Tuesday 28 February 2012

Writers & Alcohol


All writers are weird. In their own way. Edgar Allan Poe was off his face on coke half the time. Stephen King was so whacked out of his mind on drugs and alcohol that he doesn’t even remember writing his 1000 paged novel It. And Byron...well, let’s not go there.

I think – judging on the biased reading I have done – that a lot of writers and poets have suffered from substance abuse. There’s a great article – for some reason I can’t remember the name of it but I think it was written for the Guardian – that is a mini biography of Stephen King and his addiction to alcohol. There’s a wonderful bit where the writer talks about the time Mr. King had just had surgery and the stitches had come off. He sat there, banging away at his keyboard, in a pool of his own blood, and didn’t notice until his wife yelled with fright. King’s response was “yeah, OK, we’ll go to the hospital right after I finish this chapter.” Talk about dedication! Although I’m not a great fan of Stephen King’s novels – the classics: Carrie, The Shining, Salem’s Lot – being my favourite, I have tremendous respect for him as a writer and whenever I read about him always want to write.

(Gotta admit - he's quite creepy looking!)


He, along with other ‘literary horror’ writers – Bret Easton Ellis, Chuck Palanhniuk, Joe Hill and Irvine Welsh – have inspired me to attempt a second horror story or ‘novel’ due to the length I anticipate it to be. It’s something that demands a lot of research – for my bedroom is full of mountains of books, an empty bottle of wine and an Underwood typewriter (for inspiration, you see) – but something that is daunting all the same. I’m not giving away the plot just yet as it is something I plan to write during my MA – if I get the grades in my degree, of course – but I will say it’s about obsessive love.

Obsessive love and horror – hmm...(I hope you’re all doing this).

I have admit that a great new writer who I love to read and is inspiring is Joe Hill (Stephen King’s son) whose style of writing is simplistic and affective. The opening to his novel Horns gets me every time. 

"Ignatius Martin Perrish spent the night drunk and doing terrible things. He woke the next morning with a headache, put his hands to his temples, and felt something unfamiliar, a pair of knobby pointed protuberances. He was so ill - wet-eyed and weak - he didn't think anything of it at first, was too hungover for thinking or worry. But then he was swaying above the toilet, he glanced at himself in the mirror over the sink and saw he had grown horns while he slept. He lurched in surprise, and for the second time in twelve hours he pissed on his feet."

Even though I’ve read it twice I still want to re-read the book again but the capitulating opening chapter.
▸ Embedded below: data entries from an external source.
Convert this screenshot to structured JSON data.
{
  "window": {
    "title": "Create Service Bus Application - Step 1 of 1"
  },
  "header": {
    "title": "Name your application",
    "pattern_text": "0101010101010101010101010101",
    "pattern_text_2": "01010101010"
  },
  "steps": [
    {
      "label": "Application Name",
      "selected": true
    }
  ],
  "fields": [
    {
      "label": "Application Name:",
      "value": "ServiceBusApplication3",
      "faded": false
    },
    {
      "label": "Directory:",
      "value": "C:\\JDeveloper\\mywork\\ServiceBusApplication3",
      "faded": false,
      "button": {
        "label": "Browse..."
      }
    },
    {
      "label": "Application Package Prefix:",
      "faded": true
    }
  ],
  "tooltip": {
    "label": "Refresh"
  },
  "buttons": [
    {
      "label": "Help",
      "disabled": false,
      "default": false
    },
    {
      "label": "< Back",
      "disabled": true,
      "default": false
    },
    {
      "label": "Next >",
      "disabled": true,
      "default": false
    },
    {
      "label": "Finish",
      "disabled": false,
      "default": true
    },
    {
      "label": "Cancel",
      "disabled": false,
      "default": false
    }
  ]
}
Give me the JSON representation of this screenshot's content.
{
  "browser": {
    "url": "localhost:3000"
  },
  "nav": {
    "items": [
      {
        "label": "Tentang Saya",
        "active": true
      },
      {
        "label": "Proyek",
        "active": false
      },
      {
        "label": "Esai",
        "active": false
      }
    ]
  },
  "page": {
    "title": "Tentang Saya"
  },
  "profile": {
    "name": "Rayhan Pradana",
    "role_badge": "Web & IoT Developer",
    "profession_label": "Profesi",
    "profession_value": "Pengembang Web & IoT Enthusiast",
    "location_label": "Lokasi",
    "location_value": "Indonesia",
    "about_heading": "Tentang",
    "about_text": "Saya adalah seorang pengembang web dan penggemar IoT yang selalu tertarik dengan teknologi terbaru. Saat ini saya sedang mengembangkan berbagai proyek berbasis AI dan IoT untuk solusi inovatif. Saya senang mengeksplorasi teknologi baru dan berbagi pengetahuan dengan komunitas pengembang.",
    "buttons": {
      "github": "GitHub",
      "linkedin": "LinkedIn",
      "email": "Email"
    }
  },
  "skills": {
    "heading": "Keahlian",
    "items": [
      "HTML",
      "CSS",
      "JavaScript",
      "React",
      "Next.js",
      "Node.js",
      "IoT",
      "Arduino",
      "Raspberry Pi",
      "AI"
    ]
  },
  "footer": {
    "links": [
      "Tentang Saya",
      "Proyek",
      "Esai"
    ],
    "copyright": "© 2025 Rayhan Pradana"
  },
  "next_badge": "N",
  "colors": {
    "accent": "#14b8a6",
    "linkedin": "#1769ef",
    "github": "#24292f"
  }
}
I suppose I have strayed away from the title of this blog but that was more of a starting point, more an acknowledgment that a lot of writers are indeed fucked up in the head and perhaps have to get that ‘fucked-up-ness’ out by their writing and their alcohol/drugs. Writers have their own forms of therapy – writing being the main thing, of course – but with writing comes other things: acting out the scenes you write, drinking your own body weight in Vodka, taking enough coke to kill a small horse.

One of my stories that was work-shopped – ‘The Love Season: A Fairy Tale’, about a man who is in love with two women – spawned an interesting conversation about therapy and writers. My lecturer, Catherine Merriman, told us that she read somewhere that some writers have to physically write to understand something. If something bad happens to them they can’t process it in their mind, they have to sit in front of a computer or a typewriter or hold a pen and write it down, whether that be in a journal form or a storyline or anything.

So today I leave you with the thoughts of writers and their ways, the little tweaks that make writers who they are. Now I have a shitload of work to do so I should stop procrastinating and crack on and do it. I suggest you all do the same. For now, we shall part.